As stated above fueling!! Get some gauges and upgrade the lift pump... The dashes crack to pieces and the doors rust on the bottom. As far as the trans I have had only one issue, it would go in and out of lock up just reset the apps sensor and no problem. My truck tows and pushes 90% of its life and has only left me sit once and that was a lift pump:angry:
Good luck.


----------



## 90plow (Dec 22, 2001)

Thanks guys picking it up this week sometime.


----------



## snowman123 (Sep 2, 2010)

Check this Chrysler Master Tech on this YouTube channel it is pretty interesting. http://www.youtube.com/user/ihartmacz#p/u/10/YJ1pizR8jhE


----------



## 90plow (Dec 22, 2001)

Sorry guess I wrote the year wrong just looked at it on the post its a 2000 not 2002. The truck had been sitting for 4 months with dead batteries I put new ones in and one crank over the thing fired up. Towed it over to the shop for a new oil pan. Im impressed it started so quickly.


----------



## snowman123 (Sep 2, 2010)

Thats great to here enjoy your truck. I just picked up a 2001 dodge ram 3500 dually diesel and it is a great truck.


----------



## NBI Lawn (Oct 15, 2007)

Any pictures of it? Be nice to see a before and after as you said it needs some work.


----------



## justme- (Dec 28, 2004)

You want to check the KDP too- still applicable in the early 24V engines (Killer Dowel Pin)


----------



## MrPLow2011 (Jan 14, 2011)

DAFFMOBILEWASH;1270780 said:


> Watch out for the 53 block. I don't think it was offered in the 02 year but might of been transplanted through out its life. The major issue for this era Cummins was the fuel delivery system. Lift pumps would go bad making the injector pump suck up the fuel and starve itself to death. Do a search on this issue to get the full picture. There are many ways to resolve the problem....
> 
> As for the drive line the 4.10 gears will be powerfull but somewhat fuel thirsty. Trans have a bad wrap in this era truck too. Mostly from neglect because the engine tears out the OD from all the torque when pulling. Stay away from the progammers and keep up on oil changes and typicial maintanence and the truck will be great !!!
> 
> Normal life span of the 5.9 Cummins is 2.5 trucks, which translates into replacing everything on the truck that many times !!!!!
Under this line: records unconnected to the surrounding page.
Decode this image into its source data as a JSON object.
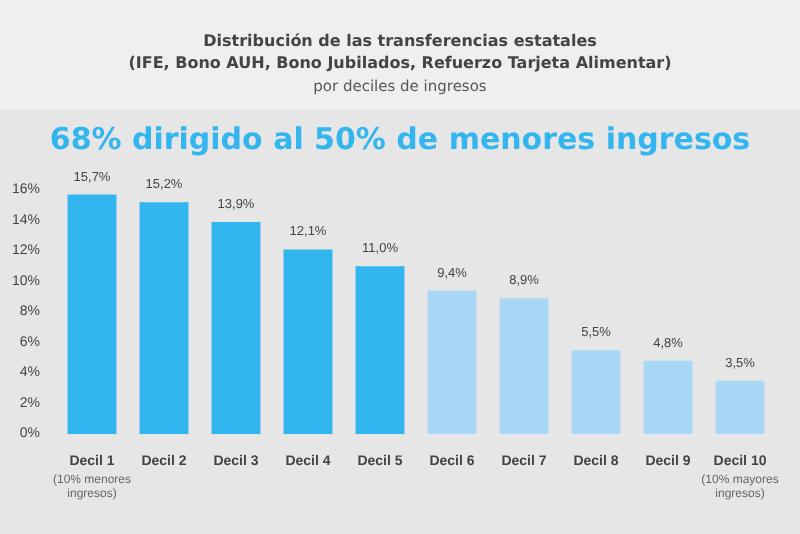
{
  "chart_data": {
    "type": "bar",
    "title": "Distribución de las transferencias estatales\n(IFE, Bono AUH, Bono Jubilados, Refuerzo Tarjeta Alimentar)",
    "subtitle": "por deciles de ingresos",
    "annotations": [
      "68% dirigido al 50% de menores ingresos"
    ],
    "categories": [
      "Decil 1\n(10% menores\ningresos)",
      "Decil 2",
      "Decil 3",
      "Decil 4",
      "Decil 5",
      "Decil 6",
      "Decil 7",
      "Decil 8",
      "Decil 9",
      "Decil 10\n(10% mayores\ningresos)"
    ],
    "values": [
      15.7,
      15.2,
      13.9,
      12.1,
      11.0,
      9.4,
      8.9,
      5.5,
      4.8,
      3.5
    ],
    "value_labels": [
      "15,7%",
      "15,2%",
      "13,9%",
      "12,1%",
      "11,0%",
      "9,4%",
      "8,9%",
      "5,5%",
      "4,8%",
      "3,5%"
    ],
    "colors": [
      "#33b5ef",
      "#33b5ef",
      "#33b5ef",
      "#33b5ef",
      "#33b5ef",
      "#a8d8f5",
      "#a8d8f5",
      "#a8d8f5",
      "#a8d8f5",
      "#a8d8f5"
    ],
    "ylim": [
      0,
      16
    ],
    "yticks": [
      {
        "value": 0,
        "label": "0%"
      },
      {
        "value": 2,
        "label": "2%"
      },
      {
        "value": 4,
        "label": "4%"
      },
      {
        "value": 6,
        "label": "6%"
      },
      {
        "value": 8,
        "label": "8%"
      },
      {
        "value": 10,
        "label": "10%"
      },
      {
        "value": 12,
        "label": "12%"
      },
      {
        "value": 14,
        "label": "14%"
      },
      {
        "value": 16,
        "label": "16%"
      }
    ],
    "grid": false
  }
}
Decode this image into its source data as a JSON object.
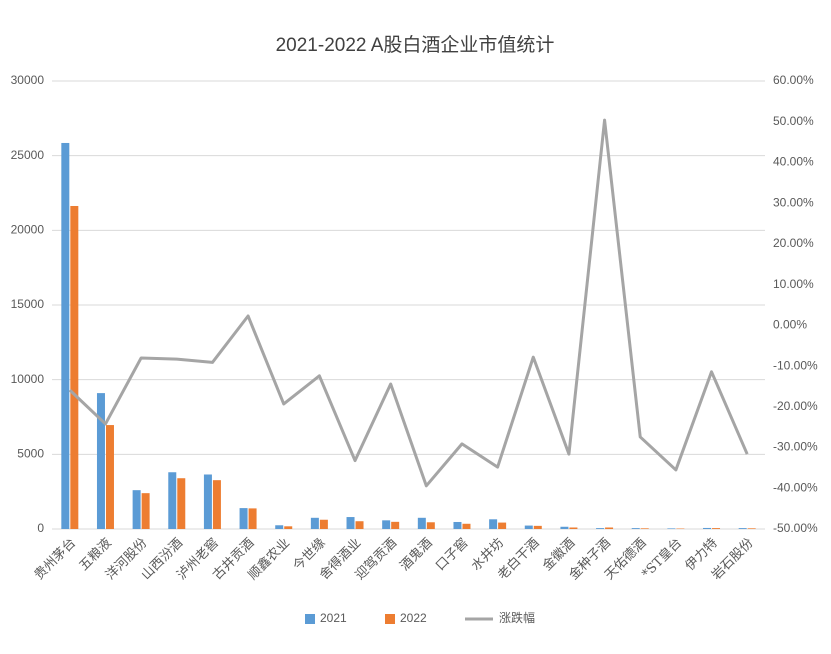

I am pretty sure 99 was the last year for the 53 block. But cant hurt to climb under and check. Great advice about the pump. But at 140k he probably already replaced it. But either way put a fass system on it This will save you from every 100k spending 1500 on a the pump. As for the trany you can put a bigger VB in it and it cure alot of the isses from that tranny. Front ends are weak. That cummins is heavy. If you plan on plowing with it you must have the ballast in it this will cut down on front end wear and the nose dive. And unless you plan on doing the vb and convertor you should stay clear of controllers



justme-;1275858 said:


> You want to check the KDP too- still applicable in the early 24V engines (Killer Dowel Pin)


Think it was fixed by 2000. But good advice/


----------



## justme- (Dec 28, 2004)

53 block was reported up to and through some 02's and some issues of the KDP asl well tho not as common as the 12V.
VB is a major help, TC too since the lockup is prone to failure with high stresses. Oh, and keep OD off unless you're driving over 40mph- fast enough it isn't going to hunt- the OD in these trannys is a spring and wears when applied with low line pressure like you have at the initial engage rpm. Going to loose some mpgs, but save the cost of an od unit in the long term.


----------